From New York City to rural Illinois, MY NOTORIOUS LIFE is an action packed historical novel about women, healthcare, and America in the 19th century. Awarded four stars on Goodreads.

The protagonist, Anne “Axie” Muldoon, is a poor Irish girl who grows up to become a prominent, caring, and dedicated midwife — but who nevertheless faces a relentless and deceptive pursuit by the legendary self-righteous anti-vice campaigner and Postal Inspector Anthony Comstock (1844-1915). Comstock appointed himself chief protector of Christian morality, opposing “obscene literature, abortion, contraception, masturbation, gambling, prostitution, and patent medicine.” (Wikipedia) He also opposed sending what he considered to be obscene information through the mail, including educational information about the functioning of women’s bodies.

Anthony Comstock
photo from wikipedia

While Kate Manning acknowledges in her Author’s Note that MY NOTORIOUS LIFE is essentially a work of fiction, she does incorporate aspects taken from the life of Madame Restell (aka Ann Trow Lohman (1811-78), a female physician practicing in New York City during this same era. Lohman too was pursued by Comstock. For me this book feels more like historical fiction than fiction.
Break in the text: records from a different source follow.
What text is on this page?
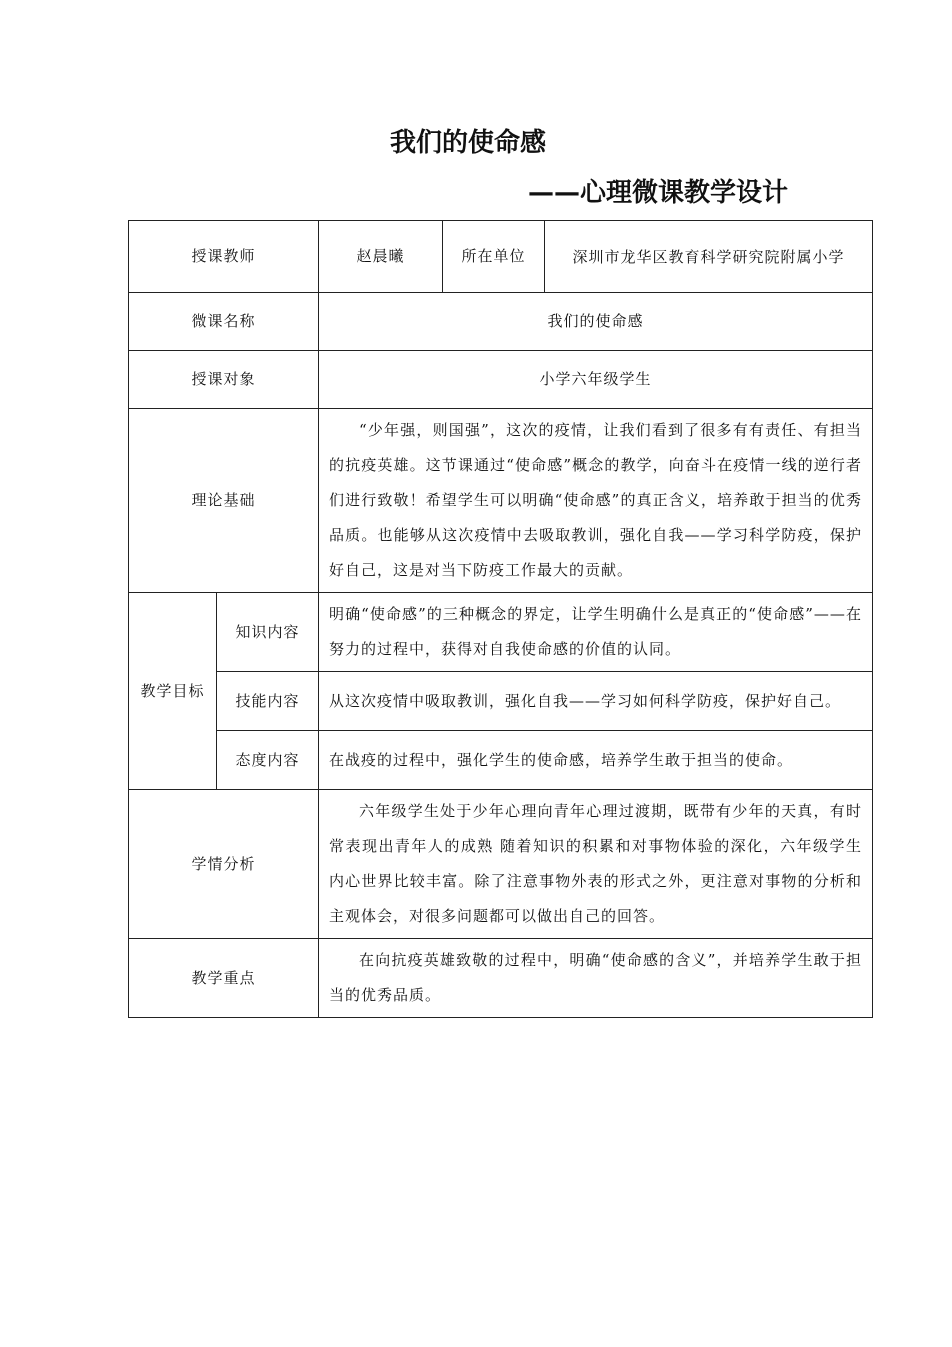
我们的使命感
——心理微课教学设计
授课教师		赵晨曦	所在单位	深圳市龙华区教育科学研究院附属小学
微课名称		我们的使命感		
授课对象		小学六年级学生		
理论基础		“少年强，则国强”，这次的疫情，让我们看到了很多有有责任、有担当的抗疫英雄。这节课通过“使命感”概念的教学，向奋斗在疫情一线的逆行者们进行致敬！希望学生可以明确“使命感”的真正含义，培养敢于担当的优秀品质。也能够从这次疫情中去吸取教训，强化自我——学习科学防疫，保护好自己，这是对当下防疫工作最大的贡献。		
教学目标	知识内容	明确“使命感”的三种概念的界定，让学生明确什么是真正的“使命感”——在努力的过程中，获得对自我使命感的价值的认同。		
	技能内容	从这次疫情中吸取教训，强化自我——学习如何科学防疫，保护好自己。		
	态度内容	在战疫的过程中，强化学生的使命感，培养学生敢于担当的使命。		
学情分析		六年级学生处于少年心理向青年心理过渡期，既带有少年的天真，有时常表现出青年人的成熟 随着知识的积累和对事物体验的深化，六年级学生内心世界比较丰富。除了注意事物外表的形式之外，更注意对事物的分析和主观体会，对很多问题都可以做出自己的回答。		
教学重点		在向抗疫英雄致敬的过程中，明确“使命感的含义”，并培养学生敢于担当的优秀品质。		
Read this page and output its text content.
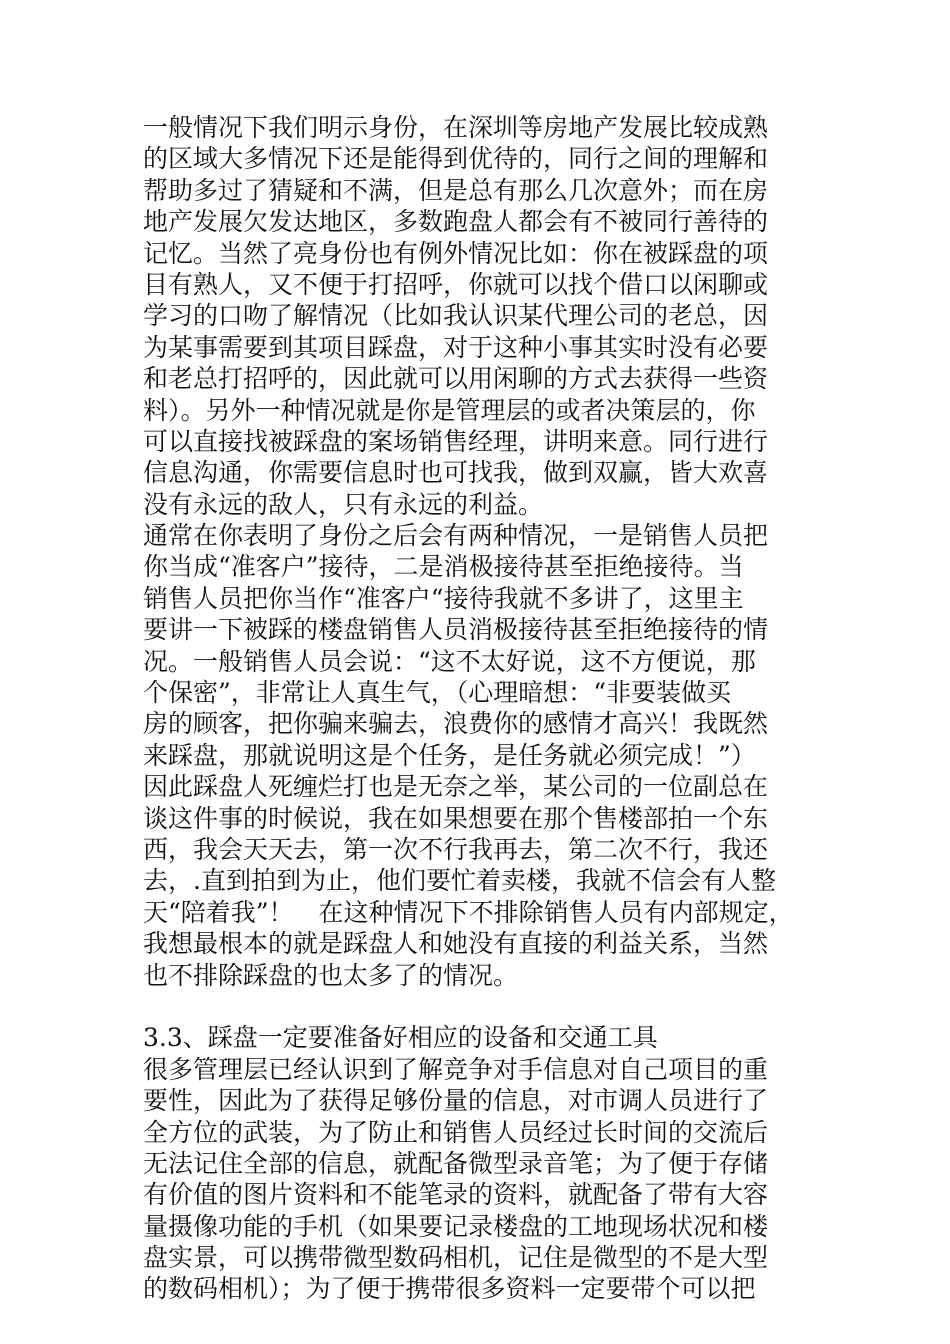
一般情况下我们明示身份，在深圳等房地产发展比较成熟
的区域大多情况下还是能得到优待的，同行之间的理解和
帮助多过了猜疑和不满，但是总有那么几次意外；而在房
地产发展欠发达地区，多数跑盘人都会有不被同行善待的
记忆。当然了亮身份也有例外情况比如：你在被踩盘的项
目有熟人，又不便于打招呼，你就可以找个借口以闲聊或
学习的口吻了解情况（比如我认识某代理公司的老总，因
为某事需要到其项目踩盘，对于这种小事其实时没有必要
和老总打招呼的，因此就可以用闲聊的方式去获得一些资
料）。另外一种情况就是你是管理层的或者决策层的，你
可以直接找被踩盘的案场销售经理，讲明来意。同行进行
信息沟通，你需要信息时也可找我，做到双赢，皆大欢喜
没有永远的敌人，只有永远的利益。
通常在你表明了身份之后会有两种情况，一是销售人员把
你当成“准客户”接待，二是消极接待甚至拒绝接待。当
销售人员把你当作“准客户“接待我就不多讲了，这里主
要讲一下被踩的楼盘销售人员消极接待甚至拒绝接待的情
况。一般销售人员会说：“这不太好说，这不方便说，那
个保密”，非常让人真生气，（心理暗想：“非要装做买
房的顾客，把你骗来骗去，浪费你的感情才高兴！我既然
来踩盘，那就说明这是个任务，是任务就必须完成！”）
因此踩盘人死缠烂打也是无奈之举，某公司的一位副总在
谈这件事的时候说，我在如果想要在那个售楼部拍一个东
西，我会天天去，第一次不行我再去，第二次不行，我还
去，.直到拍到为止，他们要忙着卖楼，我就不信会有人整
天“陪着我”！　在这种情况下不排除销售人员有内部规定，
我想最根本的就是踩盘人和她没有直接的利益关系，当然
也不排除踩盘的也太多了的情况。
3.3、踩盘一定要准备好相应的设备和交通工具
很多管理层已经认识到了解竞争对手信息对自己项目的重
要性，因此为了获得足够份量的信息，对市调人员进行了
全方位的武装，为了防止和销售人员经过长时间的交流后
无法记住全部的信息，就配备微型录音笔；为了便于存储
有价值的图片资料和不能笔录的资料，就配备了带有大容
量摄像功能的手机（如果要记录楼盘的工地现场状况和楼
盘实景，可以携带微型数码相机，记住是微型的不是大型
的数码相机）；为了便于携带很多资料一定要带个可以把
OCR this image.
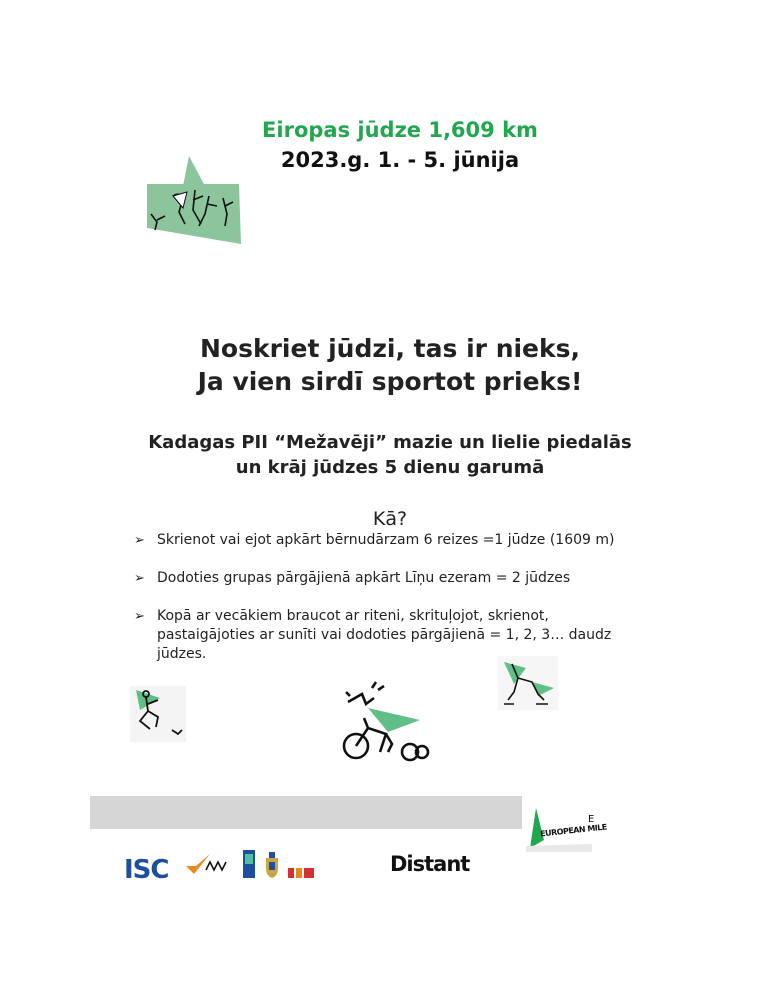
Eiropas jūdze 1,609 km
2023.g. 1. - 5. jūnija
Noskriet jūdzi, tas ir nieks,
Ja vien sirdī sportot prieks!
Kadagas PII “Mežavēji” mazie un lielie piedalās
un krāj jūdzes 5 dienu garumā
Kā?
➢ Skrienot vai ejot apkārt bērnudārzam 6 reizes =1 jūdze (1609 m)
➢ Dodoties grupas pārgājienā apkārt Līņu ezeram = 2 jūdzes
➢ Kopā ar vecākiem braucot ar riteni, skrituļojot, skrienot, pastaigājoties ar sunīti vai dodoties pārgājienā = 1, 2, 3… daudz jūdzes.
EUROPEAN MILE
E
ISC	Distant
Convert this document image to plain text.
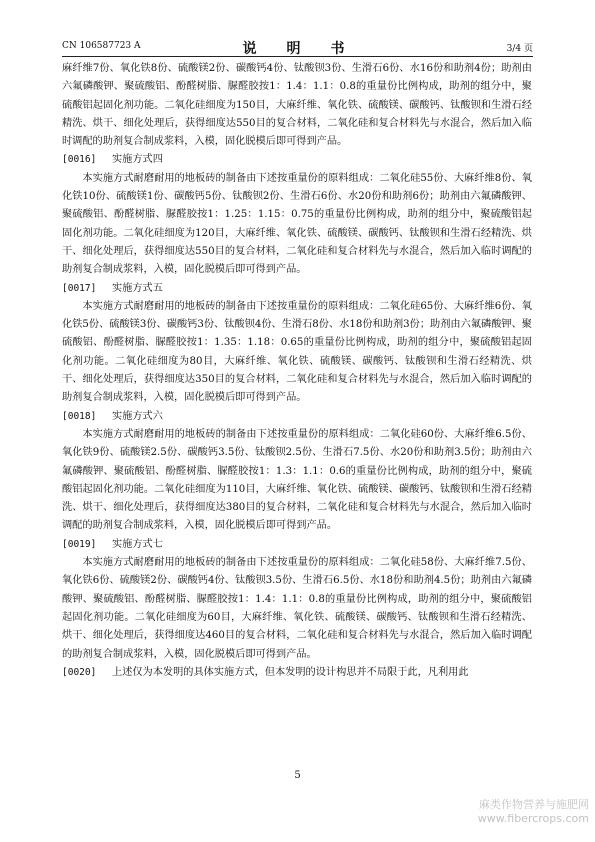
CN 106587723 A	说　明　书	3/4 页

麻纤维7份、氧化铁8份、硫酸镁2份、碳酸钙4份、钛酸钡3份、生滑石6份、水16份和助剂4份；助剂由六氟磷酸钾、聚硫酸铝、酚醛树脂、脲醛胶按1：1.4：1.1：0.8的重量份比例构成，助剂的组分中，聚硫酸铝起固化剂功能。二氧化硅细度为150目，大麻纤维、氧化铁、硫酸镁、碳酸钙、钛酸钡和生滑石经精洗、烘干、细化处理后，获得细度达550目的复合材料，二氧化硅和复合材料先与水混合，然后加入临时调配的助剂复合制成浆料，入模，固化脱模后即可得到产品。

[0016]	实施方式四

本实施方式耐磨耐用的地板砖的制备由下述按重量份的原料组成：二氧化硅55份、大麻纤维8份、氧化铁10份、硫酸镁1份、碳酸钙5份、钛酸钡2份、生滑石6份、水20份和助剂6份；助剂由六氟磷酸钾、聚硫酸铝、酚醛树脂、脲醛胶按1：1.25：1.15：0.75的重量份比例构成，助剂的组分中，聚硫酸铝起固化剂功能。二氧化硅细度为120目，大麻纤维、氧化铁、硫酸镁、碳酸钙、钛酸钡和生滑石经精洗、烘干、细化处理后，获得细度达550目的复合材料，二氧化硅和复合材料先与水混合，然后加入临时调配的助剂复合制成浆料，入模，固化脱模后即可得到产品。

[0017]	实施方式五

本实施方式耐磨耐用的地板砖的制备由下述按重量份的原料组成：二氧化硅65份、大麻纤维6份、氧化铁5份、硫酸镁3份、碳酸钙3份、钛酸钡4份、生滑石8份、水18份和助剂3份；助剂由六氟磷酸钾、聚硫酸铝、酚醛树脂、脲醛胶按1：1.35：1.18：0.65的重量份比例构成，助剂的组分中，聚硫酸铝起固化剂功能。二氧化硅细度为80目，大麻纤维、氧化铁、硫酸镁、碳酸钙、钛酸钡和生滑石经精洗、烘干、细化处理后，获得细度达350目的复合材料，二氧化硅和复合材料先与水混合，然后加入临时调配的助剂复合制成浆料，入模，固化脱模后即可得到产品。

[0018]	实施方式六

本实施方式耐磨耐用的地板砖的制备由下述按重量份的原料组成：二氧化硅60份、大麻纤维6.5份、氧化铁9份、硫酸镁2.5份、碳酸钙3.5份、钛酸钡2.5份、生滑石7.5份、水20份和助剂3.5份；助剂由六氟磷酸钾、聚硫酸铝、酚醛树脂、脲醛胶按1：1.3：1.1：0.6的重量份比例构成，助剂的组分中，聚硫酸铝起固化剂功能。二氧化硅细度为110目，大麻纤维、氧化铁、硫酸镁、碳酸钙、钛酸钡和生滑石经精洗、烘干、细化处理后，获得细度达380目的复合材料，二氧化硅和复合材料先与水混合，然后加入临时调配的助剂复合制成浆料，入模，固化脱模后即可得到产品。

[0019]	实施方式七

本实施方式耐磨耐用的地板砖的制备由下述按重量份的原料组成：二氧化硅58份、大麻纤维7.5份、氧化铁6份、硫酸镁2份、碳酸钙4份、钛酸钡3.5份、生滑石6.5份、水18份和助剂4.5份；助剂由六氟磷酸钾、聚硫酸铝、酚醛树脂、脲醛胶按1：1.4：1.1：0.8的重量份比例构成，助剂的组分中，聚硫酸铝起固化剂功能。二氧化硅细度为60目，大麻纤维、氧化铁、硫酸镁、碳酸钙、钛酸钡和生滑石经精洗、烘干、细化处理后，获得细度达460目的复合材料，二氧化硅和复合材料先与水混合，然后加入临时调配的助剂复合制成浆料，入模，固化脱模后即可得到产品。

[0020]	上述仅为本发明的具体实施方式，但本发明的设计构思并不局限于此，凡利用此
5
麻类作物营养与施肥网
www.fibercrops.com
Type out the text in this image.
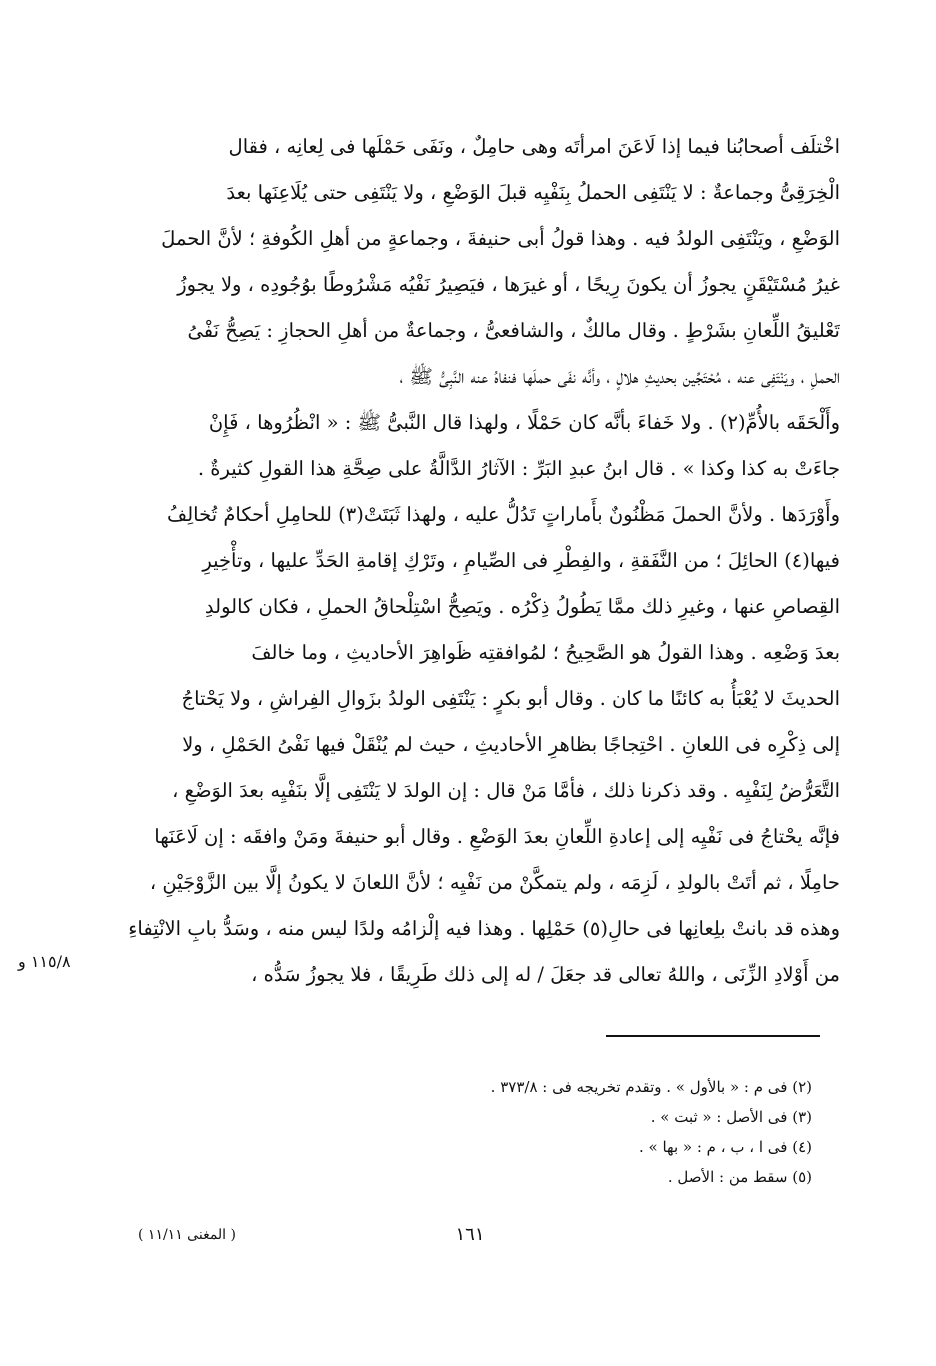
اخْتلَف أصحابُنا فيما إذا لَاعَنَ امرأتَه وهى حامِلٌ ، ونَفَى حَمْلَها فى لِعانِه ، فقال
الْخِرَقِىُّ وجماعةٌ : لا يَنْتَفِى الحملُ بِنَفْيِه قبلَ الوَضْعِ ، ولا يَنْتَفِى حتى يُلَاعِنَها بعدَ
الوَضْعِ ، ويَنْتَفِى الولدُ فيه . وهذا قولُ أبى حنيفةَ ، وجماعةٍ من أهلِ الكُوفةِ ؛ لأنَّ الحملَ
غيرُ مُسْتَيْقَنٍ يجوزُ أن يكونَ رِيحًا ، أو غيرَها ، فيَصِيرُ نَفْيُه مَشْرُوطًا بوُجُودِه ، ولا يجوزُ
تَعْليقُ اللِّعانِ بشَرْطٍ . وقال مالكٌ ، والشافعىُّ ، وجماعةٌ من أهلِ الحجازِ : يَصِحُّ نَفْىُ
الحملِ ، ويَنْتَفِى عنه ، مُحْتَجِّين بحديثِ هلالٍ ، وأنَّه نفَى حملَها فنفاهُ عنه النَّبِىُّ ﷺ ،
وأَلْحَقَه بالأُمِّ(٢) . ولا خَفاءَ بأنَّه كان حَمْلًا ، ولهذا قال النَّبىُّ ﷺ : « انْظُرُوها ، فَإِنْ
جاءَتْ به كذا وكذا » . قال ابنُ عبدِ البَرِّ : الآثارُ الدَّالَّةُ على صِحَّةِ هذا القولِ كثيرةٌ .
وأَوْرَدَها . ولأنَّ الحملَ مَظْنُونٌ بأَماراتٍ تَدُلُّ عليه ، ولهذا ثَبَتَتْ(٣) للحامِلِ أحكامٌ تُخالِفُ
فيها(٤) الحائِلَ ؛ من النَّفَقةِ ، والفِطْرِ فى الصِّيامِ ، وتَرْكِ إقامةِ الحَدِّ عليها ، وتأْخِيرِ
القِصاصِ عنها ، وغيرِ ذلك ممَّا يَطُولُ ذِكْرُه . ويَصِحُّ اسْتِلْحاقُ الحملِ ، فكان كالولدِ
بعدَ وَضْعِه . وهذا القولُ هو الصَّحِيحُ ؛ لمُوافقتِه ظَواهِرَ الأحاديثِ ، وما خالفَ
الحديثَ لا يُعْبَأُ به كائنًا ما كان . وقال أبو بكرٍ : يَنْتَفِى الولدُ بزَوالِ الفِراشِ ، ولا يَحْتاجُ
إلى ذِكْرِه فى اللعانِ . احْتِجاجًا بظاهرِ الأحاديثِ ، حيث لم يُنْقَلْ فيها نَفْىُ الحَمْلِ ، ولا
التَّعَرُّضُ لِنَفْيِه . وقد ذكرنا ذلك ، فأمَّا مَنْ قال : إن الولدَ لا يَنْتَفِى إلَّا بنَفْيِه بعدَ الوَضْعِ ،
فإنَّه يحْتاجُ فى نَفْيِه إلى إعادةِ اللِّعانِ بعدَ الوَضْعِ . وقال أبو حنيفةَ ومَنْ وافقَه : إن لَاعَنَها
حامِلًا ، ثم أتَتْ بالولدِ ، لَزِمَه ، ولم يتمكَّنْ من نَفْيِه ؛ لأنَّ اللعانَ لا يكونُ إلَّا بين الزَّوْجَيْنِ ،
وهذه قد بانتْ بلِعانِها فى حالِ(٥) حَمْلِها . وهذا فيه إلْزامُه ولدًا ليس منه ، وسَدُّ بابِ الانْتِفاءِ
من أَوْلادِ الزِّنَى ، واللهُ تعالى قد جعَلَ / له إلى ذلك طَرِيقًا ، فلا يجوزُ سَدُّه ،
١١٥/٨ و
(٢) فى م : « بالأول » . وتقدم تخريجه فى : ٣٧٣/٨ .
(٣) فى الأصل : « ثبت » .
(٤) فى ا ، ب ، م : « بها » .
(٥) سقط من : الأصل .
١٦١
( المغنى ١١/١١ )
Axis’s story begins when she is a child, trying to help her widowed mother by taking on the care of her younger sister and brother. After their mother is injured on the job, Axie and her siblings wind up in the hands of Charles Loring Brace (1826-1890), a philanthropist who founded the Children’s Aid Society and is known as both the father of foster care and for starting the orphan train movement. Axie and her sister and brother head west on a train to Illinois, full of promises made by adults that don’t ultimately come true. The two younger children are settled into separate homes and Axie ends up back in NYC, desperate to return to her mother.

Charles Loring Brace
photo from wikipedia

Some years later, Axie becomes maid to a physician and his wife where she begins to learn her trade from the doctor’s wife, who handles the female patients. Midwifery work in this era included delivering babies, rudimentary contraception, medicating assorted women’s ailments, and, at times, providing abortions — usually to women too poor to support another child or those abandoned by their lovers. 

Kate Manning 2022, photo from her website. © Beowulf Sheehan

It’s fascinating to learn about women’s reproductive healthcare in the 1800s, when options were so limited. Trained male physicians actually knew little about the functions of women’s bodies, though, of course, they still felt they were the best option for providing care. There were few women physicians since most medical schools wouldn’t admit them. Some practicing midwives were knowledgeable and helpful but others were, at best, little more than women who had given birth themselves or, at worst, little more than butchers. So, choosing a caregiver was always risky and could potentially end in death.

I enjoyed MY NOTORIOUS LIFE and learned quite a bit about the lives of children and women in American cities during the 1800s. (Too often stories from this time period are about the wealthy of the Gilded Age.) There’s certainly plenty of drama, though I admit there were places where the book felt long to me. Overall, highly recommended.